From protesting on the streets to cleaning them up, a new group is working to improve relations between the black community and Carbondale police.
Police and members of BLACC, Black Love Adjoining Communities Collectively, say this is a first step in moving forward together.
Brandi Gayles scrubbed away Thursday morning at graffiti on a Carbondale business during BLACC’s first community cleanup event. Someone else sprayed it, but she says it’s important they clean it off.
"We just wanted to make sure that the community understood that we aren't for this. This isn't what we're about, and we definitely wanted to come fix it," Gayles said. The Carbondale resident and mom says her kids love to join in with peaceful protests and, if it wasn’t so hot out, they’d be out helping her clean.
The group is small for now — still new — but members say they’re hoping every time they go out with a bucket to clean up part of the town, they can change the conversation and build a new relationship between the community and police built on respect.
"Us coming to clean this up is just extending our hand and saying hey, this isn't us. Let's start over fresh and get some dialogue with the city," said Jonathon Moore, who helped organize BLACC . He is also a local Black Lives Matter organizer in Carbondale. He says they need to separate from the typical BLM protest for community action, because they need to improve conditions at home before they can worry about national issues. Moore says Carbondale has big issues between the black community and police and that needs to change.

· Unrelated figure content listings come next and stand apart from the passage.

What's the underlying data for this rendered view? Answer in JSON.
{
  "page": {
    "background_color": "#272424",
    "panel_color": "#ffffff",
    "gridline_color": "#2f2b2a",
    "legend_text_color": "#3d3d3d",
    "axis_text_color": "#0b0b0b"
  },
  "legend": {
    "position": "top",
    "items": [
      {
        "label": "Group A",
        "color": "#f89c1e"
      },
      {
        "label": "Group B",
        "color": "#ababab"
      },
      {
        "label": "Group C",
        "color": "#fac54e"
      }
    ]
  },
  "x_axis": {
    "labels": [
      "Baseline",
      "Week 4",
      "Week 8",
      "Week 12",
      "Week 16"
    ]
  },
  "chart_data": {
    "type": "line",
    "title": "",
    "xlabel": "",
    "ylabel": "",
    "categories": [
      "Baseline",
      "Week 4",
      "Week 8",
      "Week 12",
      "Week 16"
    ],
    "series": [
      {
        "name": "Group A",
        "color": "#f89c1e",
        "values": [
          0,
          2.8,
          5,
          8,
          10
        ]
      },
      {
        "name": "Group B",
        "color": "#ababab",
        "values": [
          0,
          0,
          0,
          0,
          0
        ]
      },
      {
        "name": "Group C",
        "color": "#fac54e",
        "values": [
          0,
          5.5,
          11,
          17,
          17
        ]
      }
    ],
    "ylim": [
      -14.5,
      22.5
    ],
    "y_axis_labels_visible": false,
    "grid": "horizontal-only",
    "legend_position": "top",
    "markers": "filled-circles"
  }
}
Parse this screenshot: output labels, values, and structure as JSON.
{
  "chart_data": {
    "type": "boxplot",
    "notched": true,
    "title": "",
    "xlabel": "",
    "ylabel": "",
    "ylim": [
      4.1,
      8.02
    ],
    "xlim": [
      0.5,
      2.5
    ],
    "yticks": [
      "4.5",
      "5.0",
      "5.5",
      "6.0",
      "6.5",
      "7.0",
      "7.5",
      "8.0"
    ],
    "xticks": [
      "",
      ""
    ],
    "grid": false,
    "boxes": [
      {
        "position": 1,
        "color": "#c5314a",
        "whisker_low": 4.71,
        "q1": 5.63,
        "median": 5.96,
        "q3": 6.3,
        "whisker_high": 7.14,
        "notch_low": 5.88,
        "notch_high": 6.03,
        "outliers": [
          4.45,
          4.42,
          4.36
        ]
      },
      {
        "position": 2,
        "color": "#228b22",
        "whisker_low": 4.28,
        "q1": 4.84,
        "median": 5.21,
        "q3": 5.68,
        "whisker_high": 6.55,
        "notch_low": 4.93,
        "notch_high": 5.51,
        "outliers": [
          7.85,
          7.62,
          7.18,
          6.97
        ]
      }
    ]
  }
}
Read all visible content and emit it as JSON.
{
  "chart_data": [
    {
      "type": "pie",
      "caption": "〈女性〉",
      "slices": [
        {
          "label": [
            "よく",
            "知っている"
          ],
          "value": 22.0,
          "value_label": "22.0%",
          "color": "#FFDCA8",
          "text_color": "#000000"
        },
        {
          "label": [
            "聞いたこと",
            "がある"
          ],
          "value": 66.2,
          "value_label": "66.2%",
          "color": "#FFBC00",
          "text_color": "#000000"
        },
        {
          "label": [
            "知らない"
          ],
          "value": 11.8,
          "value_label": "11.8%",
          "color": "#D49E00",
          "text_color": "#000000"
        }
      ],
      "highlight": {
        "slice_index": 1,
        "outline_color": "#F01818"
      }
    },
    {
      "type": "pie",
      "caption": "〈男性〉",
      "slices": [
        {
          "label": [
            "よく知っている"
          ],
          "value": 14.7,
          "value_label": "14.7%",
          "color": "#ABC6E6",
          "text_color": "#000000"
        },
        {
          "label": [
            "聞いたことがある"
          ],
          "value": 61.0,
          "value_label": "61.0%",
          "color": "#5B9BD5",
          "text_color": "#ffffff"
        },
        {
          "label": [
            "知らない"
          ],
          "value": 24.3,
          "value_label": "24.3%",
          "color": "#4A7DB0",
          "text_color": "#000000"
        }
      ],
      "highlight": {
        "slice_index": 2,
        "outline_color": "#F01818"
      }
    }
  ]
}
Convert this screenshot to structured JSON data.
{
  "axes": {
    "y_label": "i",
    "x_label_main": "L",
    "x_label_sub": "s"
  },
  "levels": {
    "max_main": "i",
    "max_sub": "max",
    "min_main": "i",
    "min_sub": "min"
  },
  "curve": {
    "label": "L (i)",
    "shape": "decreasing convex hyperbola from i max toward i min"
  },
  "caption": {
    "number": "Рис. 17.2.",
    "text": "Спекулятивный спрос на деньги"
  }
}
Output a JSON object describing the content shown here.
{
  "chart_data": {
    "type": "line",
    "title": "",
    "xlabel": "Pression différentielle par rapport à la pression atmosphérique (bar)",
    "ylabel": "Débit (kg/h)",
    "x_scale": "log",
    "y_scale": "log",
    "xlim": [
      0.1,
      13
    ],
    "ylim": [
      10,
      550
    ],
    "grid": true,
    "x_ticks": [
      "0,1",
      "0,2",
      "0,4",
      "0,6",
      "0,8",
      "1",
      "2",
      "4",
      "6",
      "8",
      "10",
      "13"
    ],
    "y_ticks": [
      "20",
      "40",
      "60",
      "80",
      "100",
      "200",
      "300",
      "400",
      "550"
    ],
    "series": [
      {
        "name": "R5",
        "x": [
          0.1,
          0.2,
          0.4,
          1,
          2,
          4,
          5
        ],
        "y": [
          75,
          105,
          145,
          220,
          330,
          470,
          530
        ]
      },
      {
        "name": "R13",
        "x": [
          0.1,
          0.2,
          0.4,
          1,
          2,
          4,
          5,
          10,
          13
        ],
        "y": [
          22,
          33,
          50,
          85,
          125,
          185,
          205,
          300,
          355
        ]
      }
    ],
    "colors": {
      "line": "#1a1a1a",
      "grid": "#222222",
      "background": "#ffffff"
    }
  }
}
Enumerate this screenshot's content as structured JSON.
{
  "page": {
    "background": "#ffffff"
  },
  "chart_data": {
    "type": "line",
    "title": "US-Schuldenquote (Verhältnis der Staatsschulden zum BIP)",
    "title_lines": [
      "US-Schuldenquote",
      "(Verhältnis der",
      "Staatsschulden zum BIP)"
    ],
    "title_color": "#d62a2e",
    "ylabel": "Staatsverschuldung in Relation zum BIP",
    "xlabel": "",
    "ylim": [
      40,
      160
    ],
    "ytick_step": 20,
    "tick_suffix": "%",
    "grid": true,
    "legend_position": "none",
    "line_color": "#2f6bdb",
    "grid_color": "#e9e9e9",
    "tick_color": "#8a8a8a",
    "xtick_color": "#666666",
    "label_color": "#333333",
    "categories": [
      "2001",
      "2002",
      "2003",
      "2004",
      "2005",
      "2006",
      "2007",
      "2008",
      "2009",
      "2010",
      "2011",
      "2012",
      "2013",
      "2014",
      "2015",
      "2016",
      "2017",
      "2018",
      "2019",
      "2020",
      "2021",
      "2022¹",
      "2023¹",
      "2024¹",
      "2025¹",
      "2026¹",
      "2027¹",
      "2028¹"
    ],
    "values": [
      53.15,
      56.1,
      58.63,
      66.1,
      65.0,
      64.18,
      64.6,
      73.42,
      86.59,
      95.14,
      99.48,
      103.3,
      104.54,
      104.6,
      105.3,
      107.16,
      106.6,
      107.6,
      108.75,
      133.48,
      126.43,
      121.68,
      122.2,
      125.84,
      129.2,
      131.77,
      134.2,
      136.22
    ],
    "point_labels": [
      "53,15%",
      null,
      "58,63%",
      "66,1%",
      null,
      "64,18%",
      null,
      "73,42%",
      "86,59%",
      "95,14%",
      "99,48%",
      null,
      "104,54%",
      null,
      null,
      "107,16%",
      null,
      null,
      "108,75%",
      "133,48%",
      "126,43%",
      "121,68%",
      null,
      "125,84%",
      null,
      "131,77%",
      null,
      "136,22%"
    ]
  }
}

"There's a divide, and it needs to go away," Moore said. He said BLACC will also help separate them from an anarchist group that protests around town, Moore said his group doesn’t support violence in any way, and he hopes differentiating themselves from any other activists shows that to the community.
Thursday’s cleanup effort has support from the Carbondale Police and Mayor Mike Henry. They say they appreciate the help in the community and the peaceful nature of the group.
Gayles said it’s great to be out helping the neighborhood, and it feels good to be giving back to the community and supporting the black community in a way that even her kids can get involved with.
"We are all about love and not about the hate. And my kids will be at so many more," Gayles said.
Members of BLACC plan to approach city council to create a dialogue and a real plan between police, the city and the group to improve the relationship with the black community in Carbondale and throughout southern Illinois.